The scientist simply went on to say that Fe2, iron, and O3, oxygen, in the equation means iron oxide, while 2Al means aluminum. Thus we have iron oxide plus aluminum, heated to 5,400 degrees Fahrenheit, equals aluminum oxide, Al2O3, plus pure iron, 2Fe. These signs are simply the abbreviations scientists use for expressing processes in the terms of mathematical equations.

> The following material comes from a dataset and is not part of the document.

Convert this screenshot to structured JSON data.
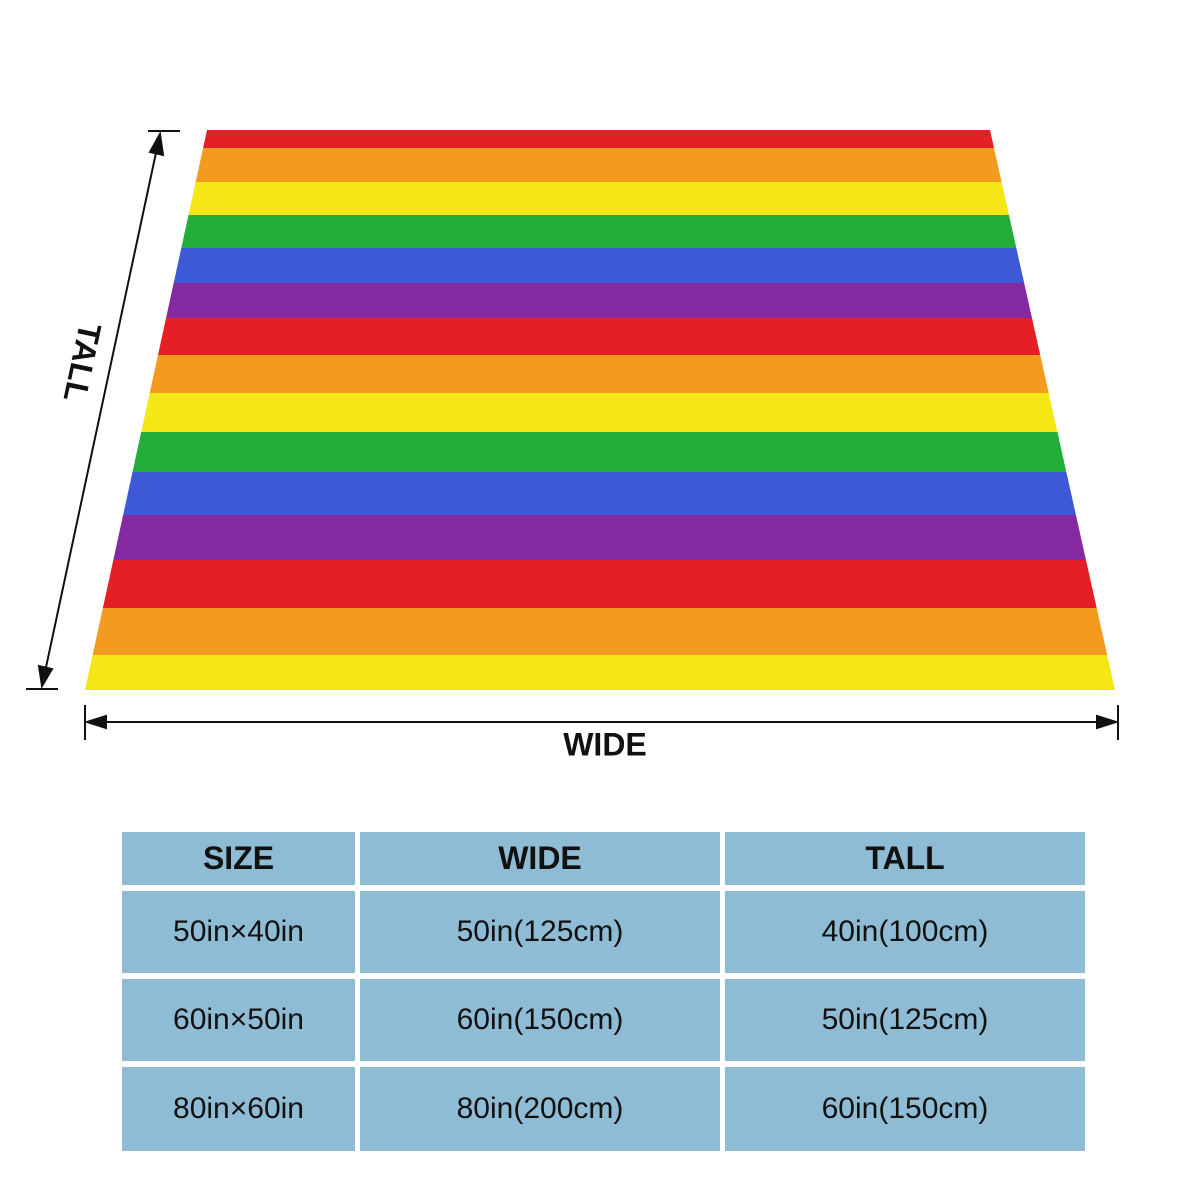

With this general outline of the principle of the thermit process in mind its actual application will seem a simple matter. Suppose that a great steel ship ploughing her way through a storm breaks her sternframe. This is the steel framework upon which the rudder post is mounted, and naturally a fracture puts the rudder out of commission. Repairs must be made before the ship can make another trip. Quick repairs are desired by the owners. Perhaps the ship is a passenger steamer due to leave port in a few days with passengers and mail, so to put the liner in drydock, wait for the steel mills to cast a new sternframe, wait for it to come by freight, and then wait for the steelworkers to fit the piece in the place of the broken one is a matter of weeks, perhaps more.
With the thermit process at hand this is not necessary. The company that manufactures and sells thermit has big plants in several cities in various parts of the world, but if there is steel repairing to be done elsewhere the company will send its materials and expert workmen on a minute's notice. So if the crippled ship limps into the port where there is a thermit plant the repairs can begin at once, but there need be only a little delay otherwise, because the captain of the ship can notify his owners of the damage by wireless while still out at sea, and long before he reaches the port he is making for they can have a complete thermit outfit on the way.
One of the biggest advantages of the thermit process of repairing machinery or structural steel is that the welding in a great many cases can be made without taking the complicated parts to pieces. Consequently after the ship is in drydock the workmen build a wooden scaffolding about the broken sternframe, so that they can work the better.
The next step is the preparation of the broken parts for welding. Most boys know how the doctor has to put splints on a broken arm so that it will knit properly. It is something like that with a thermit weld.
The broken parts are supported in exact alignment by heavy blocks of concrete, and the fractured ends sliced off clean by the oxygen-gas torch. This leaves a space of from one inch to two and a half inches between the fractured ends, just according to the size of the piece to be welded. After the parts are all thoroughly cleaned the workmen are ready to take the next step.
This is the preparation of the mould for the weld. First, a pattern of the weld, as it will appear when completed, is put on the fracture with beeswax. The space between the broken ends is filled in and a thick "collar" of wax is packed around the parts, so that when this is done the pattern looks like a swelling on the frame. The mould is then built around this wax pattern.
The inventor of the thermit process had to make a number of experiments before he found a material refractory enough to stand the terrific heat to which the mould had to be exposed. Finally he decided upon an equal mixture of fire brick, fire clay, and fire sand.
With this material, then, the workmen go about making the mould. It is solid, with the exception of three apertures or tunnels, which are left by inserting in the moulding clay, wooden models of the size and shape desired. These are a gate, or place into which the molten welding material is to be poured, a "riser" or larger hole into which the surplus material can run for the overflow, and a heating aperture. The gate runs from the top of the mould down to the lowest point of the wax pattern, while the "riser" extends from the top of the wax pattern to the top of the mould. Thus we really have a small inlet and large outlet, although it is always arranged so that the surplus metal remains in the riser, and as little as possible runs over. The heating aperture is a small hole in the side of the mould extending to the bottom of the wax pattern.
With the mould complete the wooden models of the gate, riser, and heating aperture are pulled out and the first step in the process of welding is taken. The long pipe of a specially constructed gasoline compressed-air torch is inserted in the heating aperture and the process called preheating started. The gasoline torch, of course, quickly melts the beeswax, and leaves the space occupied by the pattern clear for the molten metal that is to be introduced to make the weld. The blast from the torch is continued through this heating aperture until the parts to be welded have reached a red heat, because if this were not done the cold steel would so chill the molten thermit steel that the weld could not be accomplished. The length of time taken by this preheating is governed, of course, by the size of the parts to be welded. Sometimes it is many hours.